Being with Grief is a full-day gathering designed for anyone who accompanies others through grief: hospice volunteers and staff, family caregivers, chaplains, Interfaith ministers, medical care providers, and more...
Keynote speaker Koshin Paley Ellison Sensei draws on Zen principles to share a contemplative approach that invites participants to the practice of staying present, showing up fully wherever we are – at the bedside in a hospital or with a loved one at dinner.
A panel discussion and interactive breakout sessions provide opportunities for creative exploration of grief, small group discussions tailored to specific experiences of loss, and practices for personal reflection and professional care. Through writing, movement, ritual, or conversation, these sessions provide space to process and honor grief in its many forms.
With support from the Maine Community Foundation’s Hospice Fund and St. Joseph’s College, the event ensures accessibility with a sliding-scale registration fee, inclusive of meals.
This workshop is an invitation to sit with grief, learn from it, and find connection in shared experience.
Schedule of Events
Comfort in the Midst of Discomfort: Grounded, Soft, Upright, Open
Koshin Paley Ellison Sensei
Breakout Sessions
Bones and Seeds, Susannah Crolius
Writing to Heal, Catharine H. Murray
Braiding the Past and Present: Navigating Unfinished Business in Grief
Steven Karaiskos
Yoga for Your Grieving Heart, Susannah SanFillippo
Circle Conversations, Rev.
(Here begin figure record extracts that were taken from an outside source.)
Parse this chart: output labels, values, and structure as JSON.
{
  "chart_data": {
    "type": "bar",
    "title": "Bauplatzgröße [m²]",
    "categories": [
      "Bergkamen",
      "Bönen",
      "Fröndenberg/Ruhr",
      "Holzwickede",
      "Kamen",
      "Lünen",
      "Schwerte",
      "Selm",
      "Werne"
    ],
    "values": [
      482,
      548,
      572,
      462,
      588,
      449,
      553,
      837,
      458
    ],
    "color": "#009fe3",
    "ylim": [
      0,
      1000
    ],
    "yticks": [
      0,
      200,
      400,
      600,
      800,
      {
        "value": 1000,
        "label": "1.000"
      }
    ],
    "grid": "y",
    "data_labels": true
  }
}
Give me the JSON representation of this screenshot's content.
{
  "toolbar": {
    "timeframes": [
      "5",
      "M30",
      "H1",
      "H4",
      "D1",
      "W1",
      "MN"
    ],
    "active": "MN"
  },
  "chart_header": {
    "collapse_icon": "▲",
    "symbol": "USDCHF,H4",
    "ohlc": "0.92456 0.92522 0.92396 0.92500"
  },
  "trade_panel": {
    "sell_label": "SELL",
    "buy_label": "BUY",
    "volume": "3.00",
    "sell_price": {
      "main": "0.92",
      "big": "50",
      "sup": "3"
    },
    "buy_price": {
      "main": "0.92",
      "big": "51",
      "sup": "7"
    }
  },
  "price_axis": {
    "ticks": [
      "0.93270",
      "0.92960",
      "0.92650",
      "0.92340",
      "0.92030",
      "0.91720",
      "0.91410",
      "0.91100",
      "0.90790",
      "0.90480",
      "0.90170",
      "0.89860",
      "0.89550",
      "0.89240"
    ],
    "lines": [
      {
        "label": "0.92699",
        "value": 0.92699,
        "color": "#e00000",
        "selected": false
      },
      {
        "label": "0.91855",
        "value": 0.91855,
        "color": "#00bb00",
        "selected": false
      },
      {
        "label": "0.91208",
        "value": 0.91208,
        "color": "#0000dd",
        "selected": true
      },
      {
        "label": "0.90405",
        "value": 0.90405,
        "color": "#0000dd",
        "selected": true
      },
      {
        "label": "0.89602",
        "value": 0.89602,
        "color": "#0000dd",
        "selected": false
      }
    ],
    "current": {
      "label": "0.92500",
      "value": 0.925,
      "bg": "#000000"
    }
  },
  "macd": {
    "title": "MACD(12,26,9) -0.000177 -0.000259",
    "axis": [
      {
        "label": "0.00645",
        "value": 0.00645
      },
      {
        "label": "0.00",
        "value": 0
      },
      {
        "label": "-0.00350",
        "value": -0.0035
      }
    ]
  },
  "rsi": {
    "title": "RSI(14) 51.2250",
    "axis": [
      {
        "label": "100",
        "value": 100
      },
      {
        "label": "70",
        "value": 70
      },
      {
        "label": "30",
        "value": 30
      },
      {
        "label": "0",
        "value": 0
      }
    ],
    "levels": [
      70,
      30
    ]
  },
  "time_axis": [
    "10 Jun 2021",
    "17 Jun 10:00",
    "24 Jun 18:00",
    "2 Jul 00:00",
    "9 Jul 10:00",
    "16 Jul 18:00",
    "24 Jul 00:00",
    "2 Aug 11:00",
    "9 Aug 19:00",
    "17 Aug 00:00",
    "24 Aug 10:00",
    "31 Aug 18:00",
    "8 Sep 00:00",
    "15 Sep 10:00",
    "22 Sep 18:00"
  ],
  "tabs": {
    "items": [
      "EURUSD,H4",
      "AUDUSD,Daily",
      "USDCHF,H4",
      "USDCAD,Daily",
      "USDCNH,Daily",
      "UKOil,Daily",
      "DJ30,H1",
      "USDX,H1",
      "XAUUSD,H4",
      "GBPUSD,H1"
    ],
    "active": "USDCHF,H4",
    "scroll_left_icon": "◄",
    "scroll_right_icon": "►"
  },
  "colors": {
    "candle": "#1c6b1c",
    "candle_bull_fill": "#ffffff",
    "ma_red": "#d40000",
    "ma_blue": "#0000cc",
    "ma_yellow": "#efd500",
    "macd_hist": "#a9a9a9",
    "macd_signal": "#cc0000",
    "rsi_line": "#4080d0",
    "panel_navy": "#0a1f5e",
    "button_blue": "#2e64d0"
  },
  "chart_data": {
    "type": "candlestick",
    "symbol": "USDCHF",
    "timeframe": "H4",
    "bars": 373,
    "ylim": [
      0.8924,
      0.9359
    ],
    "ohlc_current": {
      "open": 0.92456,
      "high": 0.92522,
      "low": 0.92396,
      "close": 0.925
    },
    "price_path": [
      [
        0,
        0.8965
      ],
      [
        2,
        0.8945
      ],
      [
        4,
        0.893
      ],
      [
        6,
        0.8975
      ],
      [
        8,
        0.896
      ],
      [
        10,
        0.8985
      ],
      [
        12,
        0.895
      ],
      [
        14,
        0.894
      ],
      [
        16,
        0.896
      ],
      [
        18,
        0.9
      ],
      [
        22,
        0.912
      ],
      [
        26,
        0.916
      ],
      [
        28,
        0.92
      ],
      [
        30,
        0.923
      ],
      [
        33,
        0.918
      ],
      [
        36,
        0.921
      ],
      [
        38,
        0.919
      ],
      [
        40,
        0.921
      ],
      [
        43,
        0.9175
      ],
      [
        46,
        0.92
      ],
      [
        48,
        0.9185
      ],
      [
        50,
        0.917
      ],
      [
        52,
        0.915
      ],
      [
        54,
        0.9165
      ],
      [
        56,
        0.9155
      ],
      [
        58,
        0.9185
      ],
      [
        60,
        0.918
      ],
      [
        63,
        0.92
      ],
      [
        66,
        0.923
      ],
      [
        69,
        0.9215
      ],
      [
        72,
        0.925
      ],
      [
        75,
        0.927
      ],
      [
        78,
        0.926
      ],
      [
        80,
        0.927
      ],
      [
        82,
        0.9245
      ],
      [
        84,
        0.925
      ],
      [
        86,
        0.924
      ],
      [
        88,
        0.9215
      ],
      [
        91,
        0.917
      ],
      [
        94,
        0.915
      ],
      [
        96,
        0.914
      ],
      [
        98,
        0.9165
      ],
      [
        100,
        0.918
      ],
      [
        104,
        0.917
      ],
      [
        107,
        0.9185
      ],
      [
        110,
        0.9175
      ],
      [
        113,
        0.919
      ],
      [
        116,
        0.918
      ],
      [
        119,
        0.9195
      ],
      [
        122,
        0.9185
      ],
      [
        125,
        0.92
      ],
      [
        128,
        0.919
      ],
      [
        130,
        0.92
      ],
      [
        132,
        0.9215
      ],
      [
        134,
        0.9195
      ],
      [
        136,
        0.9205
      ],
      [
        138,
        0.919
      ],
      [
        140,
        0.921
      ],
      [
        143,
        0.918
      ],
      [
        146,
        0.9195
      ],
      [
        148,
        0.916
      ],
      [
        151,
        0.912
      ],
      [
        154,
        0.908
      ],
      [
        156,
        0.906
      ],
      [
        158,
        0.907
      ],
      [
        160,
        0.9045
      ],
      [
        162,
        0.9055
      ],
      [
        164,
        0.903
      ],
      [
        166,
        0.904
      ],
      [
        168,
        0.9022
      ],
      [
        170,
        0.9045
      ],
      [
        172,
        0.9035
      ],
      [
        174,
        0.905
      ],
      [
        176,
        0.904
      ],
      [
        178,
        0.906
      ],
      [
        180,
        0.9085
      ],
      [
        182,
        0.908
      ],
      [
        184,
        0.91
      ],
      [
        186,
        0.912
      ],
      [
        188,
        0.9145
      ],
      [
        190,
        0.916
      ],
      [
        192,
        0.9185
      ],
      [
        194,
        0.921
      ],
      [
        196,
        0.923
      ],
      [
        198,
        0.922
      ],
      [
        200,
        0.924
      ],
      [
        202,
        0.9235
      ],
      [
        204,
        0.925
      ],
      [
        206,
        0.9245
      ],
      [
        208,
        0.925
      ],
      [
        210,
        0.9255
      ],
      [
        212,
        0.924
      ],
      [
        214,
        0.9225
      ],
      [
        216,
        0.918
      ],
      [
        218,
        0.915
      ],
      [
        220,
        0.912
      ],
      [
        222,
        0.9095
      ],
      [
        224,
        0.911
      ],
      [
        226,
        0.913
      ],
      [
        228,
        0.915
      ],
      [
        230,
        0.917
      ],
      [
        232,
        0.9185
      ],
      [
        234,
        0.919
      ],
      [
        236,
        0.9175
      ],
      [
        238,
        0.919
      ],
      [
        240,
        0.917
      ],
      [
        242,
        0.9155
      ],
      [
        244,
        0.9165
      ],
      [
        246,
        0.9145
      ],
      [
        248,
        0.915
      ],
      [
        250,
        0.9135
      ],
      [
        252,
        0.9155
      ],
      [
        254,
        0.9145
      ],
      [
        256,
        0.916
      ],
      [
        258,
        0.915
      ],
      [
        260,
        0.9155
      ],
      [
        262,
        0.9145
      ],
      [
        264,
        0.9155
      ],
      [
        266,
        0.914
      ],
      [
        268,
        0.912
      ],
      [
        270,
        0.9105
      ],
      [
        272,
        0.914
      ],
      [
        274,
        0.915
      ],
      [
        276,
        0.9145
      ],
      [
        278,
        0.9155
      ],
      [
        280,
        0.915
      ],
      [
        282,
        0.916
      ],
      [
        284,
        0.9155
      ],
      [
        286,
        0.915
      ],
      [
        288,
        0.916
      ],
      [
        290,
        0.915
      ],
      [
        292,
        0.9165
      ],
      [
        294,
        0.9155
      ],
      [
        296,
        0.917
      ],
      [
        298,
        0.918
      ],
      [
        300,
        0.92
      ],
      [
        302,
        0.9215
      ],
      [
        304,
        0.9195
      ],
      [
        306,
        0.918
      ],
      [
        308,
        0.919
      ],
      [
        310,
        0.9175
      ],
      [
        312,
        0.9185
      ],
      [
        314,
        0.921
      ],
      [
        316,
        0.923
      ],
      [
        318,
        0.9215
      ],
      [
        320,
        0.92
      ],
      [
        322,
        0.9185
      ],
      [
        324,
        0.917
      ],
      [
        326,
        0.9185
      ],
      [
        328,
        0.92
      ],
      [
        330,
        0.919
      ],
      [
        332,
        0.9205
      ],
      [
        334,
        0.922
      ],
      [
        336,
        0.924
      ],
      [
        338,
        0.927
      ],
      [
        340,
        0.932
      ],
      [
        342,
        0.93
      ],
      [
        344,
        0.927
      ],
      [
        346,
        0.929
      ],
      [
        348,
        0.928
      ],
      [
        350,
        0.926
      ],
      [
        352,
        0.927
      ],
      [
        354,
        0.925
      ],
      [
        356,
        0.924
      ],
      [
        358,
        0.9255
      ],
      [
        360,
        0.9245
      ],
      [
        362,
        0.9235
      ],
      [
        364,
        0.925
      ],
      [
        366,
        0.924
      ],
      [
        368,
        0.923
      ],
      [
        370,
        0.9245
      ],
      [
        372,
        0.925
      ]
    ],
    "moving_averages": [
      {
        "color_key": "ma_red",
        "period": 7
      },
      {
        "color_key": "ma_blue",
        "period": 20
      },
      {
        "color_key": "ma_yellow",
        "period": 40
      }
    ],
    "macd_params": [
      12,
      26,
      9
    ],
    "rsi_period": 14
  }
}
Angie Arndt and Rev Craig Werth
Lunch Conversation Tables
Maine Death with Dignity provides services, fact-based education, and end-of-life advocacy to people who wish to actively explore the meaning of life through embracing the certainty of death. A primary program of Maine Death with Dignity is connecting people to the information they need to make fully-informed decisions regarding all their end-of-life care options, and to support patients and providers through the entire process as needed. Table Host: Rev. Val Beebe-Lovelace
Voluntary Stopping Eating & Drinking (VSED) is when a mentally capable individual decides to control their own dying by making a conscious decision to refuse foods and fluids of any kind, including artificial nutrition and/or hydration, in order to advance the time of their death. Table Host:. Priscilla Platt
At Hospice of Southern Maine, we believe in doing everything we can to provide the highest quality of care for our patients. Hospice care focuses on the individual at the end of life, and their family. Hospice provides individualized care and support for people with a life expectancy of 6 months or less (if the illness runs its natural course). Table Host: Rev. Larry Greer
The Center for Grieving Children is a nonprofit organization that provides a safe space, loving peer support, outreach, and education to grieving children, teens, young adults, families, and the community. Services are offered at no cost in Portland, Sanford, and virtually, and are led by our dedicated and highly trained staff and volunteers thanks to the generous support of our wider community. Table Hosts: Kristin Lash, MSW – Grief Services & Volunteer Coordinator Jamie Schwellenbach, LCPC, DMT – Grief Services Manager & TLC Coordinator
Visit the Relic-Query Installation (Susannah Crolius)
Historically, reliquaries were highly ornate containers for all manner of dead, holy things, often the actual bones, body parts or sacred objects of holy or martyred persons. While most prominent in medieval Catholicism, every religious expression has some form of containing and revering sacred objects.
This portable installation is a different take on the traditional reliquary. It is a contemporary, contemplative, personal interactive refuge for reflecting on and unbinding your dry bones, the places that feel diminished, dusty, tired, frightened, dead in your heart, your body, your spiritual or faith life.